I am writing to recommend a book that I think you, as a man with an unusual job, an understanding of the fragility of the space-time continuum and a love of travel, will adore. It's for 9-12 year olds, and is called Alex, the Dog and the Unopenable Door. It's the debut novel of Ross Montgomery.

There are stories that make sense, and a few stories that do not (looking at you, Cinderella. Shoe size is not a valid criteria for forging long-term relationships) - and there are stories that make a totally different kind of sense from that which you had expected. 'Alex' falls into the third category. To describe it without plot spoilers is difficult - but it's about the son of a famously failed explorer, on an adventure to the Forbidden Lands, in the company of a talking dog. There is survival, and real fear, and there is a secret to be discovered.

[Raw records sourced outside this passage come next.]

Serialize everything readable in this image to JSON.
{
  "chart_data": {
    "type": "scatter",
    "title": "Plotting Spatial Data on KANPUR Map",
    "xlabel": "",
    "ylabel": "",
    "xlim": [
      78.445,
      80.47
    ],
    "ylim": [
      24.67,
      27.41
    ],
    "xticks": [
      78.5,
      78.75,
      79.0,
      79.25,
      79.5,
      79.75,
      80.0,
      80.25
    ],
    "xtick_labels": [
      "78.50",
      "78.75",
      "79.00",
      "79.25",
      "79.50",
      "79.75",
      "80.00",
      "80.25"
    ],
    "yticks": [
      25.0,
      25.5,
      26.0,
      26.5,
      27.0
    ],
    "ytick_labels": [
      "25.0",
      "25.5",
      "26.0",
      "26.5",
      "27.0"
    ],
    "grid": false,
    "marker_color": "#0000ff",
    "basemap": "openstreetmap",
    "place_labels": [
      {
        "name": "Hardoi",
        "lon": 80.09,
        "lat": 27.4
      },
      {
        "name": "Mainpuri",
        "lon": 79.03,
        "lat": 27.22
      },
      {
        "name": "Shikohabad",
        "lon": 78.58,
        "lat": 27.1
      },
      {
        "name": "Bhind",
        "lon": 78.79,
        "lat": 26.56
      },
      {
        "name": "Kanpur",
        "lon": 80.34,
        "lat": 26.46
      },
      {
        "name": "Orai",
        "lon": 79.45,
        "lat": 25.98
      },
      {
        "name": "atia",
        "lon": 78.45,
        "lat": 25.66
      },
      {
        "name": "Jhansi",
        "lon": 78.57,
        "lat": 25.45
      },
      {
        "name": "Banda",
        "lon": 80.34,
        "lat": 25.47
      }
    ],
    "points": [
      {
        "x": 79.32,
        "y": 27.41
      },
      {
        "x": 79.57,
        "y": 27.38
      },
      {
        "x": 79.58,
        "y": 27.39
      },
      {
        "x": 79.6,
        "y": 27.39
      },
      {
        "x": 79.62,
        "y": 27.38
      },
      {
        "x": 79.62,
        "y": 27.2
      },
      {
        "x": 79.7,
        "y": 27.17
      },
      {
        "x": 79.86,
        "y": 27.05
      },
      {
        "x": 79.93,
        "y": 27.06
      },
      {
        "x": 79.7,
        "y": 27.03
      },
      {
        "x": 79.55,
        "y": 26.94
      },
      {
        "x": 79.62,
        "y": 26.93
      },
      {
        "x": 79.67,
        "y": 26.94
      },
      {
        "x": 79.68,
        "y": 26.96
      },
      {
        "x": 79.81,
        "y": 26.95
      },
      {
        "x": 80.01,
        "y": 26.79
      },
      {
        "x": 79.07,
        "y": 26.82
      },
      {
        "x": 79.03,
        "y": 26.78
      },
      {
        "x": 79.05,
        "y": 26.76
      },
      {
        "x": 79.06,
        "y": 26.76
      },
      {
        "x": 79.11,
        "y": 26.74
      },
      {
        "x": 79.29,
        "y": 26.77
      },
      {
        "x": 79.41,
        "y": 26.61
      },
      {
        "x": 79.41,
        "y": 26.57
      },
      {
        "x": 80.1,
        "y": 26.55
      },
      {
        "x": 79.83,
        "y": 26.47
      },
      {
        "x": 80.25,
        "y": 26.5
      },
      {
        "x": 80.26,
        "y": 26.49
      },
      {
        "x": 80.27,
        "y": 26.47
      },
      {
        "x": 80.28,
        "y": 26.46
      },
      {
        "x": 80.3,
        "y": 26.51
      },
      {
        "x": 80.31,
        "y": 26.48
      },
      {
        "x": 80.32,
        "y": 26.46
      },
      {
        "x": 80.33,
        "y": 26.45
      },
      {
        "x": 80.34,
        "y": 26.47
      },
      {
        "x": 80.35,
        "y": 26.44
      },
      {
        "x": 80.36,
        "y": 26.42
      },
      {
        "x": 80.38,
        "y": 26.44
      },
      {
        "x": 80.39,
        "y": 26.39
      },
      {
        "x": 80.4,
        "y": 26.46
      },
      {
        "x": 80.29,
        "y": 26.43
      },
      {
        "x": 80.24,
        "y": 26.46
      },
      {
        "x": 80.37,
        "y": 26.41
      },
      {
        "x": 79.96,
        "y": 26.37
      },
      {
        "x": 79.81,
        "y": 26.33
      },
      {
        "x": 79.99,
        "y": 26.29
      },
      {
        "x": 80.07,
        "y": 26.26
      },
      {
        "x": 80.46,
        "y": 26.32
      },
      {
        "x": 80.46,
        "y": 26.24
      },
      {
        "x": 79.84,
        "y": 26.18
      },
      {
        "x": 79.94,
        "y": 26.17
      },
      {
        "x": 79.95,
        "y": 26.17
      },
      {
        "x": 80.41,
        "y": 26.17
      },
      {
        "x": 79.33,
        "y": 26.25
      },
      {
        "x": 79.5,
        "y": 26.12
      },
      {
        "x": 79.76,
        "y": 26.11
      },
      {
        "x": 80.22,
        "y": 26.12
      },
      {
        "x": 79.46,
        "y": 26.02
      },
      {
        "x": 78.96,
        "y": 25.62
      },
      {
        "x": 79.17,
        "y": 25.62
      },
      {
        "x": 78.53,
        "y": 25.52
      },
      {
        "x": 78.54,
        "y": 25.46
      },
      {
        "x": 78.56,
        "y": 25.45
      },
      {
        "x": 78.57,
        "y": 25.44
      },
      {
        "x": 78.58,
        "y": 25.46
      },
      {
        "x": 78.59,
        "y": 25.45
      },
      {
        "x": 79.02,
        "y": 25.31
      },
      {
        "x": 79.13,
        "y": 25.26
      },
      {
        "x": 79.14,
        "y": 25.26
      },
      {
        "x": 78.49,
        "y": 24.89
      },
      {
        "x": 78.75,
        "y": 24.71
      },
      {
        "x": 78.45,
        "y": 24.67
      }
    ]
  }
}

If the Coen bothers wrote children's fiction, it might be like this.

From the very first page, the book flies. 'The world's biggest dog was a Great Dane called Gibson, who was 107cm tall, or 42 inches, which is about as big as a 42-inch television screen.' It's like a less sly, more mad Roald Dahl novel. There are chapters that will give a child the nearest possible approximation to the experience of being slightly drunk that they can legally access. There are bits, too, that will make you cry. If you are anything like me - and, Santa, you have given me no reason to think you are not - you will find Alex, The Dog and the Unopenable Door a book to cheer for. It is beautiful, and clever, and warmly, wittily insane.